Children who play video games for less than an hour a day are better adjusted than those who have never used them or play them to excess.

Researchers found that young people who indulged in a short spell of gaming were very sociable and were most likely to say they were satisfied with their lives.

In contrast, those who spent more than half their free time playing electronic games were less well-adjusted, the University of Oxford scientists found.

The study, published today in the journal Pediatrics, found that three in four British children and teenagers play video games on a daily basis.

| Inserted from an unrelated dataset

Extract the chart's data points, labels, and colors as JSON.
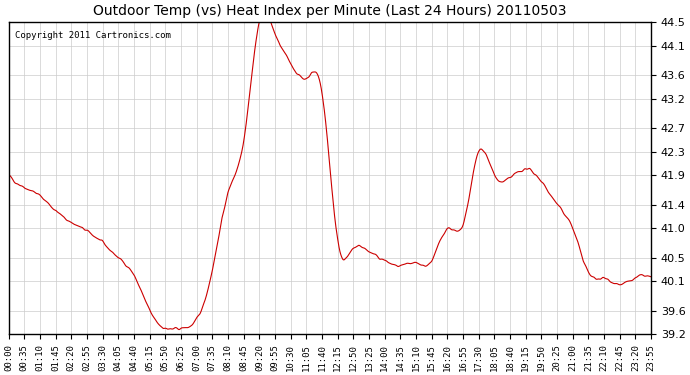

Those who play for less than an hour a day – less than one third of their daily free time – also appeared to have fewer friendship and emotional problems.

They also reported less hyperactivity than the other groups.

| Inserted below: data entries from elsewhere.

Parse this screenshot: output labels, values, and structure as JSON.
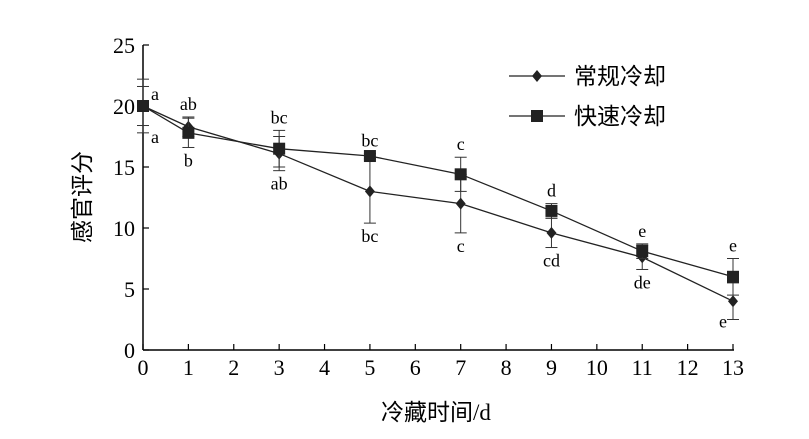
{
  "chart_data": {
    "type": "line",
    "title": "",
    "xlabel": "冷藏时间/d",
    "ylabel": "感官评分",
    "xlim": [
      0,
      13
    ],
    "ylim": [
      0,
      25
    ],
    "xticks": [
      0,
      1,
      2,
      3,
      4,
      5,
      6,
      7,
      8,
      9,
      10,
      11,
      12,
      13
    ],
    "yticks": [
      0,
      5,
      10,
      15,
      20,
      25
    ],
    "grid": false,
    "legend_position": "top-right",
    "x": [
      0,
      1,
      3,
      5,
      7,
      9,
      11,
      13
    ],
    "series": [
      {
        "name": "常规冷却",
        "marker": "diamond",
        "values": [
          20.0,
          18.3,
          16.1,
          13.0,
          12.0,
          9.6,
          7.6,
          4.0
        ],
        "error": [
          2.2,
          0.8,
          1.4,
          2.6,
          2.4,
          1.2,
          1.0,
          1.5
        ],
        "letters": [
          "a",
          "ab",
          "ab",
          "bc",
          "c",
          "cd",
          "de",
          "e"
        ],
        "letter_side": [
          "below",
          "above",
          "below",
          "below",
          "below",
          "below",
          "below",
          "below"
        ]
      },
      {
        "name": "快速冷却",
        "marker": "square",
        "values": [
          20.0,
          17.8,
          16.5,
          15.9,
          14.4,
          11.4,
          8.1,
          6.0
        ],
        "error": [
          1.6,
          1.2,
          1.5,
          0.2,
          1.4,
          0.6,
          0.6,
          1.5
        ],
        "letters": [
          "a",
          "b",
          "bc",
          "bc",
          "c",
          "d",
          "e",
          "e"
        ],
        "letter_side": [
          "above",
          "below",
          "above",
          "above",
          "above",
          "above",
          "above",
          "above"
        ]
      }
    ]
  }
}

Experts found that video games had no positive or negative effects for young people who played ‘moderately’ – i.e. between one and three hours a day.

The research is thought to be the first to examine both the positive and negative effects of gaming using a representative sample of children and teenagers.

It involved nearly 5,000 young people – half male and half female – drawn from a nationally representative study of UK households.

The participants, aged from 10 to 15, were asked how much time they typically spent on console-based or computer-based games such as the Nintendo Wii or Sony PlayStation.

The same group also answered questions about how satisfied they were with their lives, their levels of hyperactivity and inattention, empathy, and how they got on with their peers.

The findings show that the influence of video games on children – whether for good or bad – is very small when compared with more enduring factors, such as whether the child is from a functioning family, their school relationships and whether they are materially deprived.

‘These results support recent laboratory-based experiments that have identified the downsides to playing electronic games,’ said the study’s author, Dr Andrew Przybylski, of the Oxford Internet Institute.

‘However, high levels of video game-playing appear to be only weakly linked to children’s behavioural problems in the real world.

‘Likewise, the small, positive effects we observed for low levels of play on electronic games do not support the idea that video games on their own can help children develop in an increasingly digital world.

‘Some of the positive effects identified in past gaming research were mirrored in these data but the effects were quite small, suggesting that any benefits may be limited to a narrow range of action games.’